After weeks of prodding from lawmakers and the press, Levine on Friday finally offered a benchmark of what the regimen would look like, when she announced that the state aimed to test at least 256,000 people a month to identify COVID-19 patients and encourage them to self-quarantine.

That means the state will have to rapidly accelerate the rate at which it conducted tests in the first two months of the pandemic. The state has tested just 1.77 percent of its population — more than 227,000 people — since Pennsylvania reported its first case of the disease on March 6, according to the latest Health Department figures.

Testing capacity has expanded since the outbreak began, albeit inconsistently. Health Department data show the state’s testing rate reached a peak in early April, then slowed for two consecutive weeks before rebounding again at the end of the month.
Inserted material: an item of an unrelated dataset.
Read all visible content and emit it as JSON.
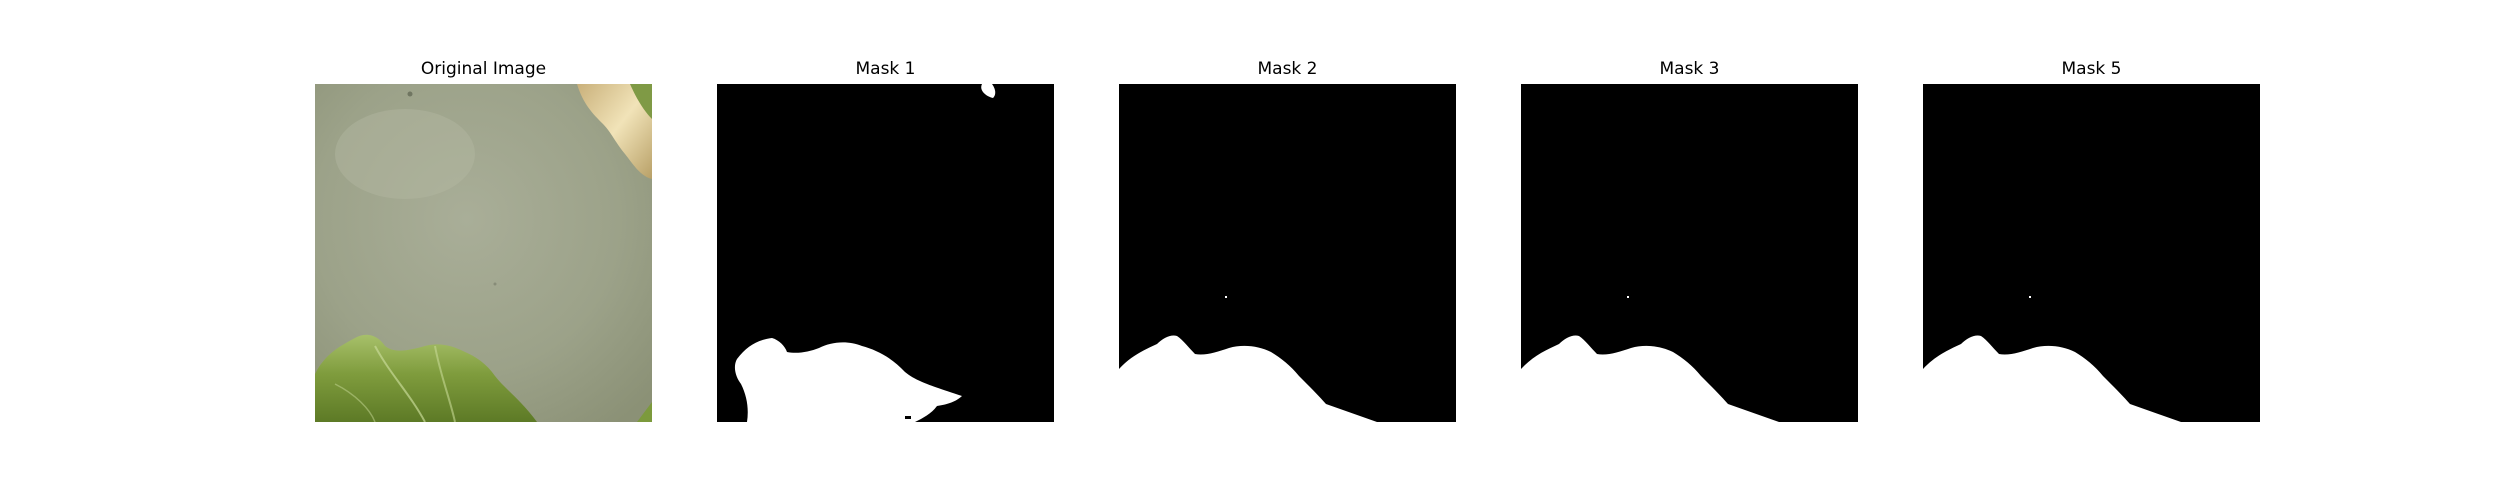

Based on the last seven days of testing, when health officials collected test results for 41,000 Pennsylvanians, it would take the state just over six weeks to meet its monthly goal.

Levine on Friday also offered some broad outlines of the state’s plan for contact tracing — a public health strategy for identifying and contacting people who were potentially exposed to a disease.

Experts say it’s a labor-intensive process, but a strong contact tracing program can prevent new infections by separating potentially contagious people from the general population.

Levine said Pennsylvania’s effort will rely on the work of community health nurses, who are charged with locating COVID-19 patients and identifying their potential contacts.

But as the investigative news site Spotlight PA reported last month, the ranks of public health nurses in Pennsylvania have been decimated by decades of funding cuts.

Levine said the state will augment its contact tracing workforce with volunteers and local health officials as more counties are permitted to reopen businesses and public spaces. But she declined to say how many workers would be needed or how much the program would cost.

“When we need to hire people, we will hire them to make sure that the case investigations and the contact tracing moves forward,” Levine said Friday.

State officials were also unable to say how much it would cost to expand testing, even though they’re facing mounting pressure from the Legislature to affix budgets to their public health programs.

The House this week passed a bipartisan proposal requiring Wolf to provide the General Assembly with a testing plan — one that would prioritize healthcare workers, from hospitals to nursing homes, and include a price tag.

Setting up clash with Wolf, Pa. House moves to loosen business shutdowns

Wolf told reporters Thursday he opposed the bill because it posed “hurdles” for his administration. But House Majority Leader Bryan Cutler, R-Lancaster, said the Legislature needed details so it could appropriate money from a federal stimulus package to the testing effort.

“We’re 55 days into a pandemic and I have yet to see a testing plan, even though we’re reopening in eight days,” Cutler said. “And I find that very troubling.”